Nothing in politics is more self-affirming, in a very public way, than winning an election.
Your message has resonated. Your principles have been given a public thumbs-up. The people like you, they really like you.
So it was interesting to catch up with freshly elected Seattle City Council member Andrew Lewis on Tuesday, and find him instead feeling a bit … misunderstood.
“There were narratives in this election that were forced on us as candidates that we did not choose,” Lewis, 29, said. “I don’t think we all see ourselves as part of this story.”
He was talking about the Amazon versus socialism smackdown that played out in the election’s final few weeks. Lewis said it “completely drowned out” what most local candidates were actually proposing. Since the election ended, that polarized story line may only be intensifying.
“After decisive Socialist victories, Amazon should ditch Seattle for Bellevue,” read a hot take Monday on local radio website mynorthwest.com.
“The space between Seattle liberalism and Sawant socialism has closed,” pronounced local political consultant DJ Wilson, referring to Socialist Alternative’s Kshama Sawant, who won a stirring come-from-behind victory.
She, not surprisingly, agrees: “The overall City Council results were as close to a referendum on the Amazon tax as possible,” she said Saturday, as a crowd chanted for her other top priority: “Rent control, rent control, make Seattle affordable.”
Is any of this borne out by the election we just had?
First, one Socialist candidate scored a victory, not plural Socialists (the only other one running, Democratic Socialist Shaun Scott, didn’t win).
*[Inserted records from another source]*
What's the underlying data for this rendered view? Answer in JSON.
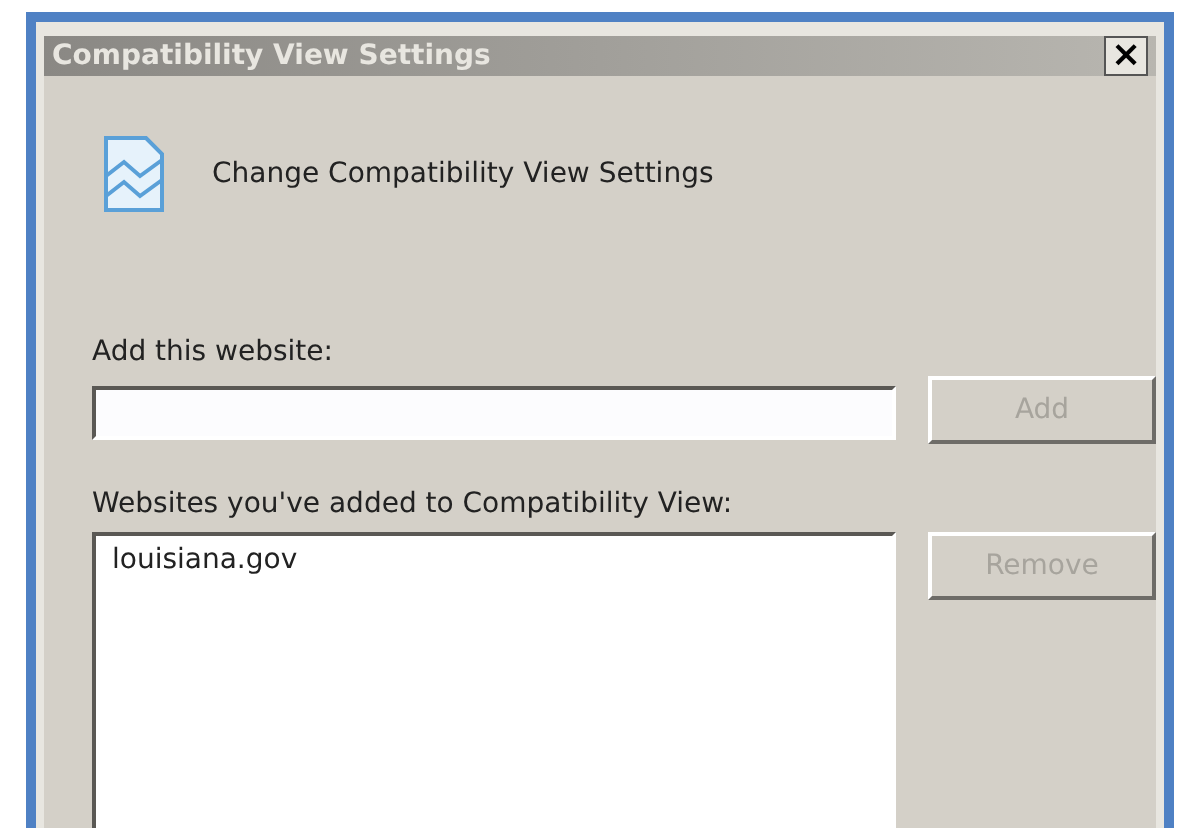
{
  "window": {
    "title": "Compatibility View Settings",
    "close": "×"
  },
  "heading": "Change Compatibility View Settings",
  "add_field": {
    "label": "Add this website:"
  },
  "add_button": {
    "label": "Add",
    "disabled": true
  },
  "list": {
    "label": "Websites you've added to Compatibility View:",
    "items": [
      {
        "text": "louisiana.gov",
        "selected": false
      }
    ]
  },
  "remove_button": {
    "label": "Remove",
    "disabled": true
  }
}
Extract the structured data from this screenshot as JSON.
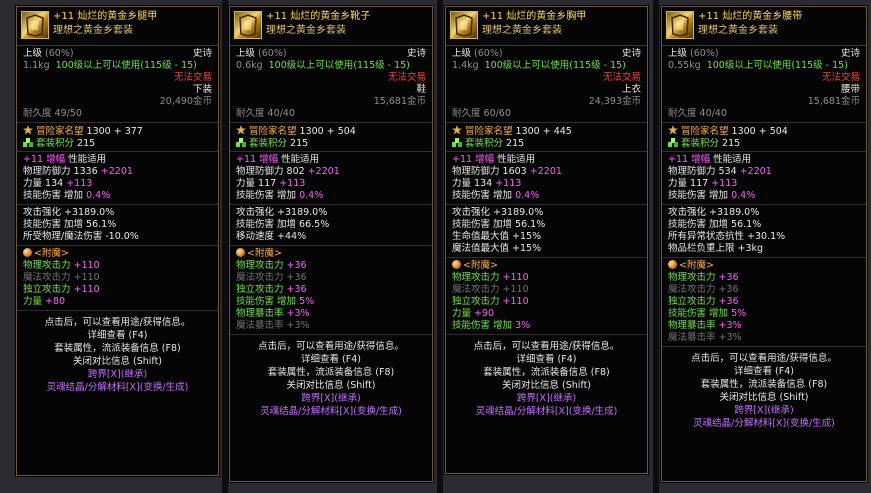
{
  "common": {
    "grade_label": "上级",
    "grade_pct": "(60%)",
    "rarity": "史诗",
    "req_level": "100级以上可以使用(115级 - 15)",
    "trade": "无法交易",
    "explorer_label": "冒险家名望",
    "set_points_label": "套装积分",
    "set_points_value": "215",
    "amp": "+11  增幅",
    "perf": "性能适用",
    "skill_dmg_label": "技能伤害",
    "skill_dmg_up": "增加",
    "skill_dmg_pct": "0.4%",
    "enchant_title": "<附魔>",
    "footer": {
      "line1": "点击后，可以查看用途/获得信息。",
      "line2": "详细查看 (F4)",
      "line3": "套装属性，流派装备信息 (F8)",
      "line4": "关闭对比信息 (Shift)",
      "line5": "跨界[X](继承)",
      "line6": "灵魂结晶/分解材料[X](变换/生成)"
    }
  },
  "tooltips": [
    {
      "title": "+11 灿烂的黄金乡腿甲",
      "subtitle": "理想之黄金乡套装",
      "weight": "1.1kg",
      "slot": "下装",
      "price": "20,490金币",
      "durability": "耐久度 49/50",
      "explorer_value": "1300 + 377",
      "def_label": "物理防御力",
      "def_base": "1336",
      "def_bonus": "+2201",
      "stat_label": "力量",
      "stat_base": "134",
      "stat_bonus": "+113",
      "bonus_lines": [
        "攻击强化 +3189.0%",
        "技能伤害 加增 56.1%",
        "所受物理/魔法伤害 -10.0%"
      ],
      "enchant": [
        {
          "label": "物理攻击力",
          "value": "+110",
          "style": "white"
        },
        {
          "label": "魔法攻击力",
          "value": "+110",
          "style": "dim"
        },
        {
          "label": "独立攻击力",
          "value": "+110",
          "style": "white"
        },
        {
          "label": "力量",
          "value": "+80",
          "style": "white"
        }
      ]
    },
    {
      "title": "+11 灿烂的黄金乡靴子",
      "subtitle": "理想之黄金乡套装",
      "weight": "0.6kg",
      "slot": "鞋",
      "price": "15,681金币",
      "durability": "耐久度 40/40",
      "explorer_value": "1300 + 504",
      "def_label": "物理防御力",
      "def_base": "802",
      "def_bonus": "+2201",
      "stat_label": "力量",
      "stat_base": "117",
      "stat_bonus": "+113",
      "bonus_lines": [
        "攻击强化 +3189.0%",
        "技能伤害 加增 66.5%",
        "移动速度 +44%"
      ],
      "enchant": [
        {
          "label": "物理攻击力",
          "value": "+36",
          "style": "white"
        },
        {
          "label": "魔法攻击力",
          "value": "+36",
          "style": "dim"
        },
        {
          "label": "独立攻击力",
          "value": "+36",
          "style": "white"
        },
        {
          "label": "技能伤害 增加",
          "value": "5%",
          "style": "white"
        },
        {
          "label": "物理暴击率",
          "value": "+3%",
          "style": "white"
        },
        {
          "label": "魔法暴击率",
          "value": "+3%",
          "style": "dim"
        }
      ]
    },
    {
      "title": "+11 灿烂的黄金乡胸甲",
      "subtitle": "理想之黄金乡套装",
      "weight": "1.4kg",
      "slot": "上衣",
      "price": "24,393金币",
      "durability": "耐久度 60/60",
      "explorer_value": "1300 + 445",
      "def_label": "物理防御力",
      "def_base": "1603",
      "def_bonus": "+2201",
      "stat_label": "力量",
      "stat_base": "134",
      "stat_bonus": "+113",
      "bonus_lines": [
        "攻击强化 +3189.0%",
        "技能伤害 加增 56.1%",
        "生命值最大值 +15%",
        "魔法值最大值 +15%"
      ],
      "enchant": [
        {
          "label": "物理攻击力",
          "value": "+110",
          "style": "white"
        },
        {
          "label": "魔法攻击力",
          "value": "+110",
          "style": "dim"
        },
        {
          "label": "独立攻击力",
          "value": "+110",
          "style": "white"
        },
        {
          "label": "力量",
          "value": "+90",
          "style": "white"
        },
        {
          "label": "技能伤害 增加",
          "value": "3%",
          "style": "white"
        }
      ]
    },
    {
      "title": "+11 灿烂的黄金乡腰带",
      "subtitle": "理想之黄金乡套装",
      "weight": "0.55kg",
      "slot": "腰带",
      "price": "15,681金币",
      "durability": "耐久度 40/40",
      "explorer_value": "1300 + 504",
      "def_label": "物理防御力",
      "def_base": "534",
      "def_bonus": "+2201",
      "stat_label": "力量",
      "stat_base": "117",
      "stat_bonus": "+113",
      "bonus_lines": [
        "攻击强化 +3189.0%",
        "技能伤害 加增 56.1%",
        "所有异常状态抗性 +30.1%",
        "物品栏负重上限 +3kg"
      ],
      "enchant": [
        {
          "label": "物理攻击力",
          "value": "+36",
          "style": "white"
        },
        {
          "label": "魔法攻击力",
          "value": "+36",
          "style": "dim"
        },
        {
          "label": "独立攻击力",
          "value": "+36",
          "style": "white"
        },
        {
          "label": "技能伤害 增加",
          "value": "5%",
          "style": "white"
        },
        {
          "label": "物理暴击率",
          "value": "+3%",
          "style": "white"
        },
        {
          "label": "魔法暴击率",
          "value": "+3%",
          "style": "dim"
        }
      ]
    }
  ]
}
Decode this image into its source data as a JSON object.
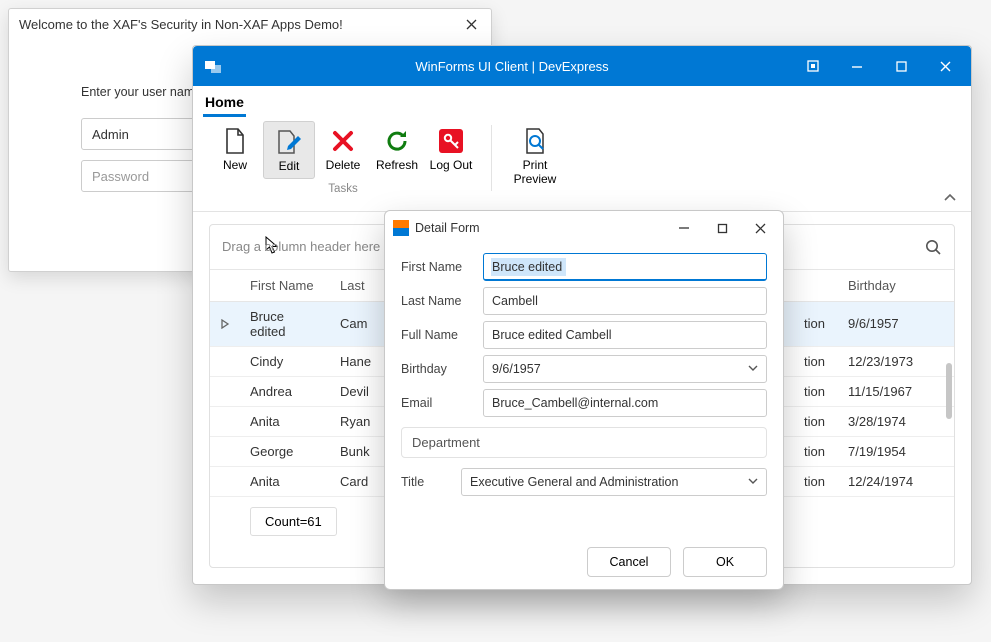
{
  "login": {
    "title": "Welcome to the XAF's Security in Non-XAF Apps Demo!",
    "prompt": "Enter your user name",
    "username_value": "Admin",
    "password_placeholder": "Password"
  },
  "app": {
    "title": "WinForms UI Client | DevExpress",
    "tab": "Home",
    "ribbon": {
      "tasks_group": "Tasks",
      "new": "New",
      "edit": "Edit",
      "delete": "Delete",
      "refresh": "Refresh",
      "logout": "Log Out",
      "print_preview": "Print\nPreview"
    },
    "grid": {
      "group_hint": "Drag a column header here to gr",
      "columns": {
        "first": "First Name",
        "last": "Last",
        "dept": "",
        "birthday": "Birthday"
      },
      "rows": [
        {
          "first": "Bruce edited",
          "last": "Cam",
          "dept": "tion",
          "birthday": "9/6/1957",
          "selected": true
        },
        {
          "first": "Cindy",
          "last": "Hane",
          "dept": "tion",
          "birthday": "12/23/1973"
        },
        {
          "first": "Andrea",
          "last": "Devil",
          "dept": "tion",
          "birthday": "11/15/1967"
        },
        {
          "first": "Anita",
          "last": "Ryan",
          "dept": "tion",
          "birthday": "3/28/1974"
        },
        {
          "first": "George",
          "last": "Bunk",
          "dept": "tion",
          "birthday": "7/19/1954"
        },
        {
          "first": "Anita",
          "last": "Card",
          "dept": "tion",
          "birthday": "12/24/1974"
        }
      ],
      "count_label": "Count=61"
    }
  },
  "detail": {
    "title": "Detail Form",
    "labels": {
      "first": "First Name",
      "last": "Last Name",
      "full": "Full Name",
      "birthday": "Birthday",
      "email": "Email",
      "dept": "Department",
      "title": "Title"
    },
    "values": {
      "first": "Bruce edited",
      "last": "Cambell",
      "full": "Bruce edited Cambell",
      "birthday": "9/6/1957",
      "email": "Bruce_Cambell@internal.com",
      "title_select": "Executive General and Administration"
    },
    "buttons": {
      "cancel": "Cancel",
      "ok": "OK"
    }
  }
}
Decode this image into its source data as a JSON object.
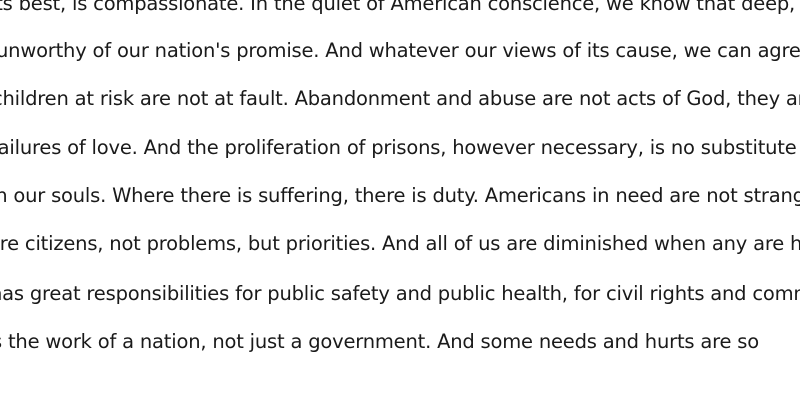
{
  "document": {
    "lines": [
      "its best, is compassionate. In the quiet of American conscience, we know that deep, persistent",
      "unworthy of our nation's promise. And whatever our views of its cause, we can agree that",
      "children at risk are not at fault. Abandonment and abuse are not acts of God, they are",
      "failures of love. And the proliferation of prisons, however necessary, is no substitute for hope",
      "in our souls. Where there is suffering, there is duty. Americans in need are not strangers, they",
      "are citizens, not problems, but priorities. And all of us are diminished when any are hopeless.",
      "has great responsibilities for public safety and public health, for civil rights and common",
      "s the work of a nation, not just a government. And some needs and hurts are so"
    ]
  }
}
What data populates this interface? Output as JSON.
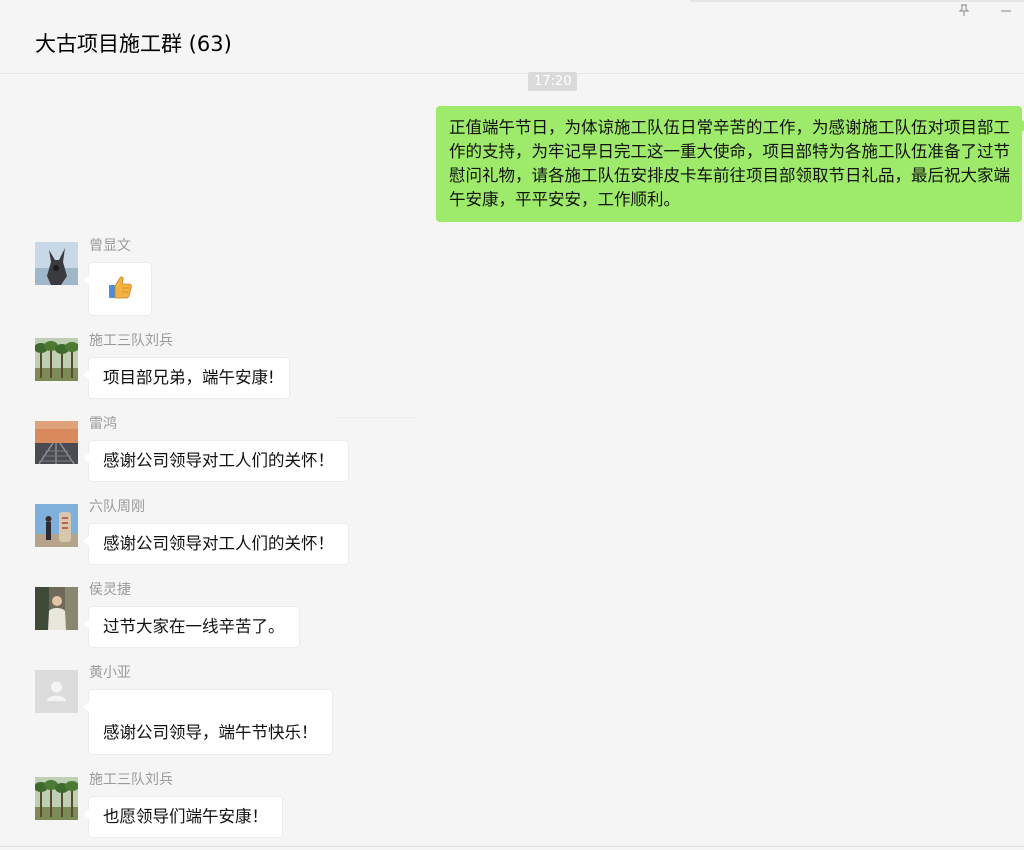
{
  "window": {
    "title": "大古项目施工群 (63)",
    "pin_icon": "pin-icon",
    "minimize_icon": "minimize-icon"
  },
  "chat": {
    "time": "17:20",
    "own_message": "正值端午节日，为体谅施工队伍日常辛苦的工作，为感谢施工队伍对项目部工作的支持，为牢记早日完工这一重大使命，项目部特为各施工队伍准备了过节慰问礼物，请各施工队伍安排皮卡车前往项目部领取节日礼品，最后祝大家端午安康，平平安安，工作顺利。",
    "messages": [
      {
        "sender": "曾显文",
        "text": "",
        "sticker": "thumbs-up-icon"
      },
      {
        "sender": "施工三队刘兵",
        "text": "项目部兄弟，端午安康!"
      },
      {
        "sender": "雷鸿",
        "text": "感谢公司领导对工人们的关怀！"
      },
      {
        "sender": "六队周刚",
        "text": "感谢公司领导对工人们的关怀！"
      },
      {
        "sender": "侯灵捷",
        "text": "过节大家在一线辛苦了。"
      },
      {
        "sender": "黄小亚",
        "text": "感谢公司领导，端午节快乐！"
      },
      {
        "sender": "施工三队刘兵",
        "text": "也愿领导们端午安康！"
      }
    ]
  }
}
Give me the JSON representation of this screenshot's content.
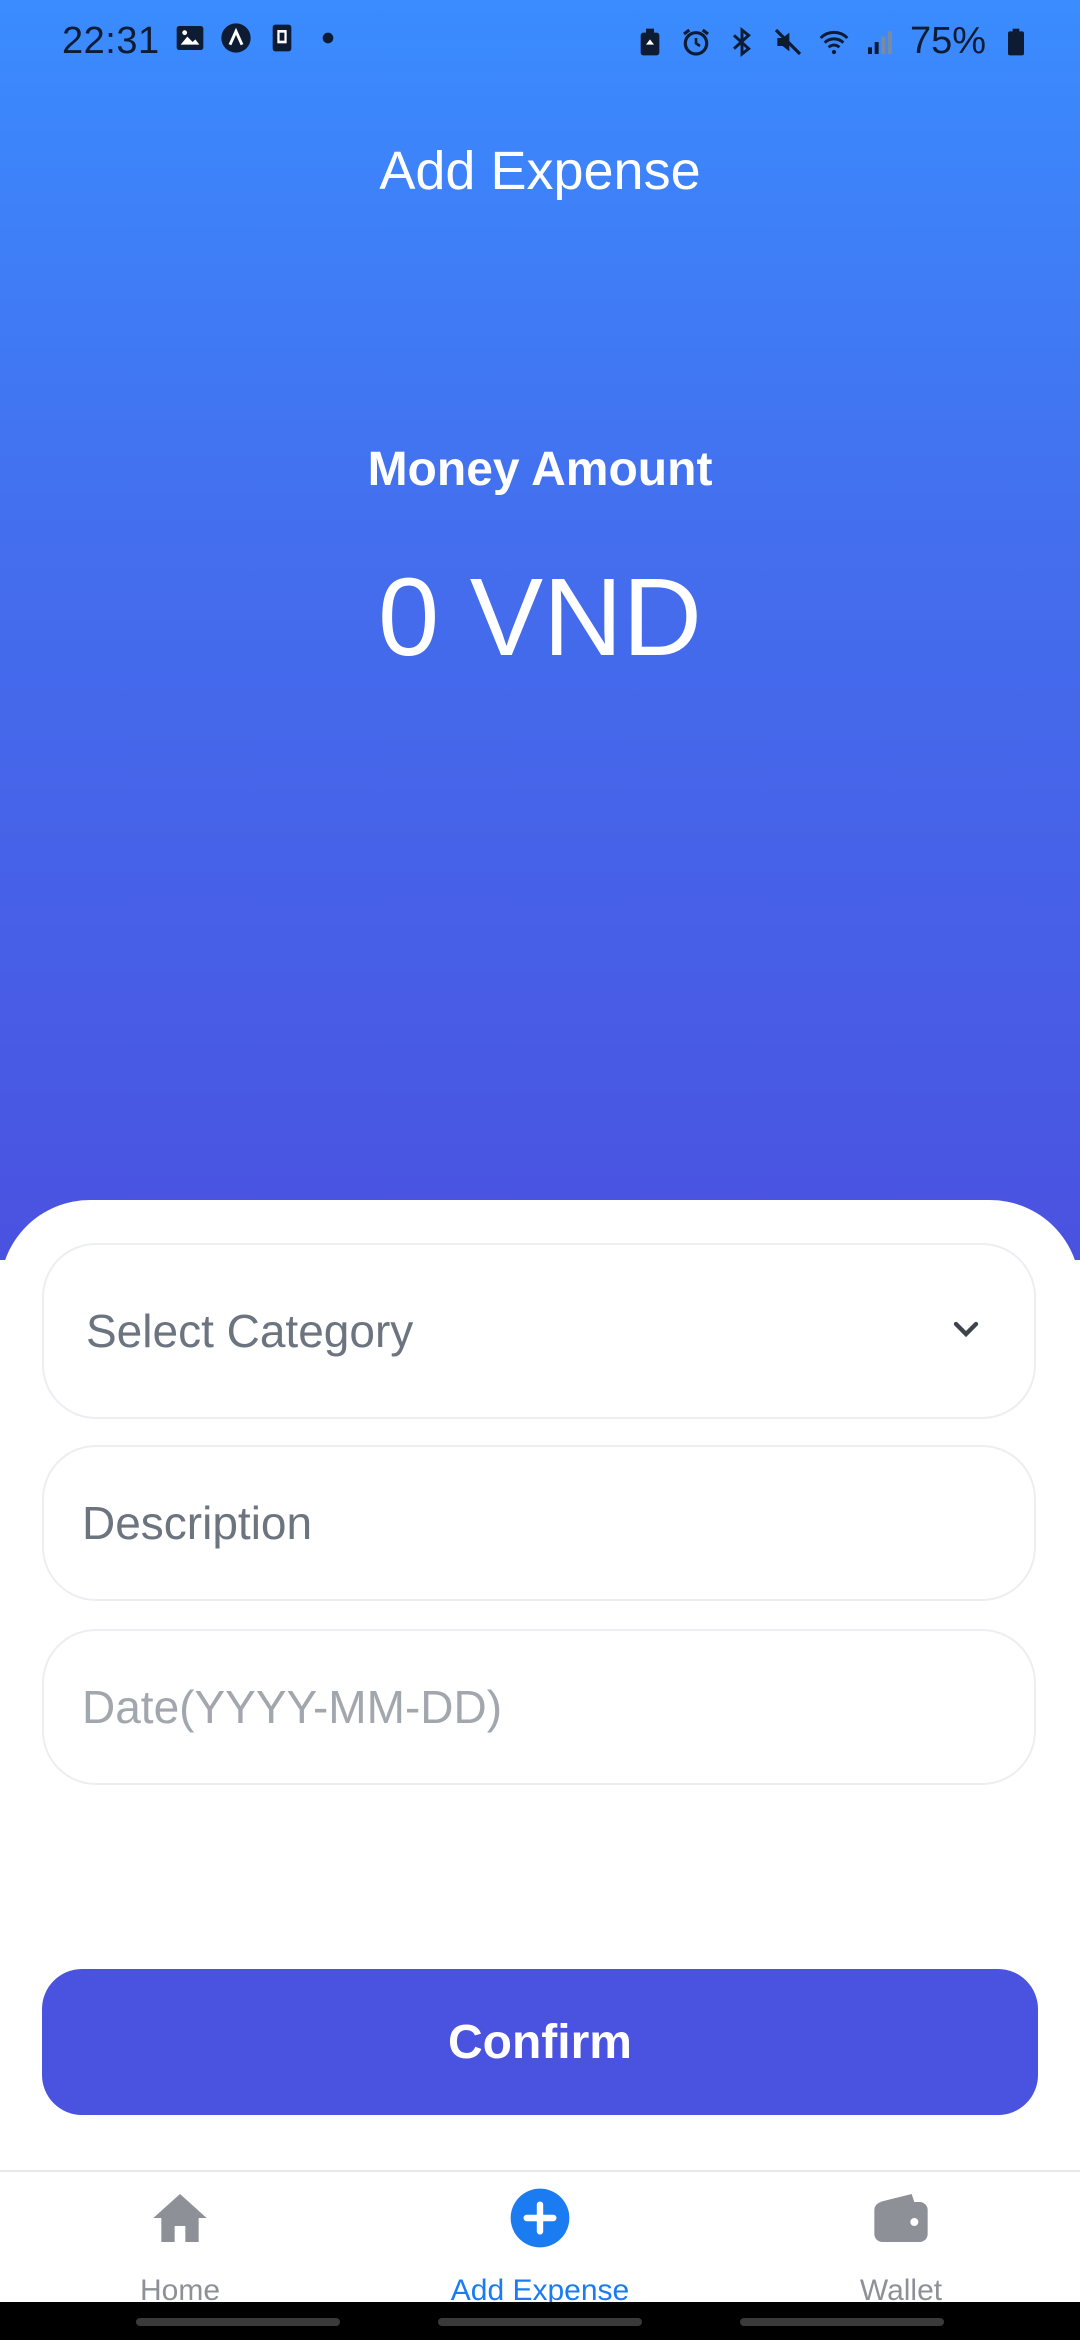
{
  "status_bar": {
    "time": "22:31",
    "battery": "75%",
    "left_icons": [
      "gallery-icon",
      "app-a-icon",
      "sim-icon",
      "dot-icon"
    ],
    "right_icons": [
      "recycle-icon",
      "alarm-icon",
      "bluetooth-icon",
      "mute-icon",
      "wifi-icon",
      "signal-icon",
      "battery-icon"
    ]
  },
  "header": {
    "title": "Add Expense"
  },
  "amount": {
    "label": "Money Amount",
    "value": "0 VND"
  },
  "form": {
    "category": {
      "value": "Select Category",
      "icon": "chevron-down-icon"
    },
    "description": {
      "placeholder": "Description"
    },
    "date": {
      "placeholder": "Date(YYYY-MM-DD)"
    }
  },
  "confirm_label": "Confirm",
  "nav": {
    "items": [
      {
        "label": "Home",
        "icon": "home-icon",
        "active": false
      },
      {
        "label": "Add Expense",
        "icon": "plus-circle-icon",
        "active": true
      },
      {
        "label": "Wallet",
        "icon": "wallet-icon",
        "active": false
      }
    ]
  },
  "colors": {
    "gradient_top": "#3a8cff",
    "gradient_bottom": "#4a52e0",
    "primary": "#4a52e0",
    "active_nav": "#1a7cf0",
    "inactive_nav": "#8d9197"
  }
}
Second, while Amazon’s tone-deaf electioneering plainly backfired, that doesn’t mean all the candidates who won last week fit neatly into Sawant’s anti-Amazon or pro-socialist camp.
“I can confirm that I am not a socialist,” said Lewis, laughing.
Take the Amazon tax, otherwise known as the “head tax,” which Sawant wants to bring back. Three of the four new, incoming members of the City Council said during the campaign they’re opposed to that (one, Ballard’s Dan Strauss, was more of a “maybe,” but he did say “my preference is to not have it come back.”)
Lewis, a self-described “labor Democrat” who will now represent the downtown district that contains Amazon, got grouped with the “tax Amazon” slate when the Chamber of Commerce endorsed his opponent. But all campaign long he kept saying a “per employee” type of head tax was a bad idea.
“People were concerned about Amazon putting all that money into the election, because they want the council to be responsive to the general public,” Lewis said. “But that’s different than the public wanting us to now turn around and tax Amazon. I just don’t think the election meant ‘tax Amazon.’ ”
Likewise three of the four incoming members of the council said in surveys and debates that they oppose rent control — Lewis, Strauss and Alex Pedersen of the 4th District. That would leave Tammy Morales of the 2nd District as the only new member of the council who comes in backing rent control.
I’m not arguing for or against these policy ideas, just that the winning “slate” is nowhere near as monolithic as advertised. This election, while unusually exciting, is now being predictably oversold — by right-wingers who love to hate on Seattle as a socialistic hellhole, and by Sawant, who Tuesday on Democracy Now called the vote “an absolutely historic event” for progressive politics.
But in some areas the council may even have just tilted rightward. Take the urbanist environmentalist plan for congestion tolling downtown streets, which was a goal of outgoing Councilmember Mike O’Brien. Five out of the seven candidates elected last week answered a hard “no” to that in Seattle Times surveys (a sixth, incumbent Debora Juarez, said “maybe”). That leaves only one booster for a tolling scheme, Strauss — who is O’Brien’s replacement.
Issue stances that did get a clear political boost include more housing density in single-family zones (all seven winning candidate answered “yes” to that). Seattle opening a safe-injection site for drugs got the support of six winning candidates — only Pedersen said “no.”
The record spending by outside groups and the contrived slates was like an out-of-body experience, Lewis said, “obscuring the distinct character of any us.” Ironically it may have gotten him elected, but now “it’s continuing, and we haven’t even taken office yet,” he said.
That’s politics, circa 2019. Polarize first, try to govern later. Maybe everyone take a break and, uh, go watch the impeachment hearings or something.